Tournage en Brabant wallon, Anvers, Namur et Gand

Bastaard de Mathieu MortelmansL'histoire, justement : annoncé comme un film sombre, elle suit le destin de Daan, 17 ans qui se remet du décès accidentel de son frère ainé, Robbie. Autour d'une mère enfermée chez elle et un père réfugié dans son travail pour faire face à ce deuil, il voit dans l'accueil d'un sans-abri au domicile familial l'occasion de combler le vide. "C'est quand ce gamin s'installe que tout se déclenche. On se demande si ce nouveau venu, sorte de frère-bâtard, porte un secret ou essaye de s'approcher de la mère. Voire si Daan est paranoïaque. Le film navigue entre ces pistes" . Tourné en grande partie à Grez-Doiceau dans le Brabant Wallon, le film s'est baladé de la région d'Anvers à Namur, passant par Gand ou Wavre. "Je reste Belge avant tout. Donc, quand je songe à des décors, qui sont capitaux pour l'ambiance que je veux créer, je visualise tout le pays. Puis, pour un producteur ou un technicien flamand, le Brabant Wallon n'est pas plus loin que la Mer du Nord! Des organes wallons de recherche comme le BATCH ou le CLAP nous ont en tout cas bien aidé."
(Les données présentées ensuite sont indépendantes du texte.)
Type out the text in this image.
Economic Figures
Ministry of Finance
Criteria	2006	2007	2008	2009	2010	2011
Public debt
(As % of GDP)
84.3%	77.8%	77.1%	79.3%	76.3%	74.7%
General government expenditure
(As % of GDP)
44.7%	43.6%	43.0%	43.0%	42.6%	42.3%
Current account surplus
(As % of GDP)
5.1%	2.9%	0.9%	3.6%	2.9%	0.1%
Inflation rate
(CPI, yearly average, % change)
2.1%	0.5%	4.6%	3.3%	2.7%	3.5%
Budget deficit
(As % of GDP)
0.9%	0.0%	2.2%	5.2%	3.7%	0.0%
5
Pas forcément conscient de l'atypisme de son profil, lui offrant de nombreux avantages par rapport à la plupart de ses collègues belges, Mortelmans ajoute: "C'est involontaire en effet, car j'ai toujours fonctionné ainsi. Mais ça me semble être une belle richesse. Puis, si le cinéma flamand est plus porté vers le genre ou le commercial et que francophone mise plutôt sur l'auteur, ce sont justement deux visions et deux styles que j'aime mélanger, avec l'envie d'aller vers un cinéma d'auteur qui vise le grand public. C'est capital que nos communautés collaborent. Cela peut sembler naïf, mais ça ouvre des portes vers plus de collaborations, de professionnalisme et de partage." 
Prévu sur les écrans à l'automne 2018, Bastaard a entamé sa longue phase de post-production.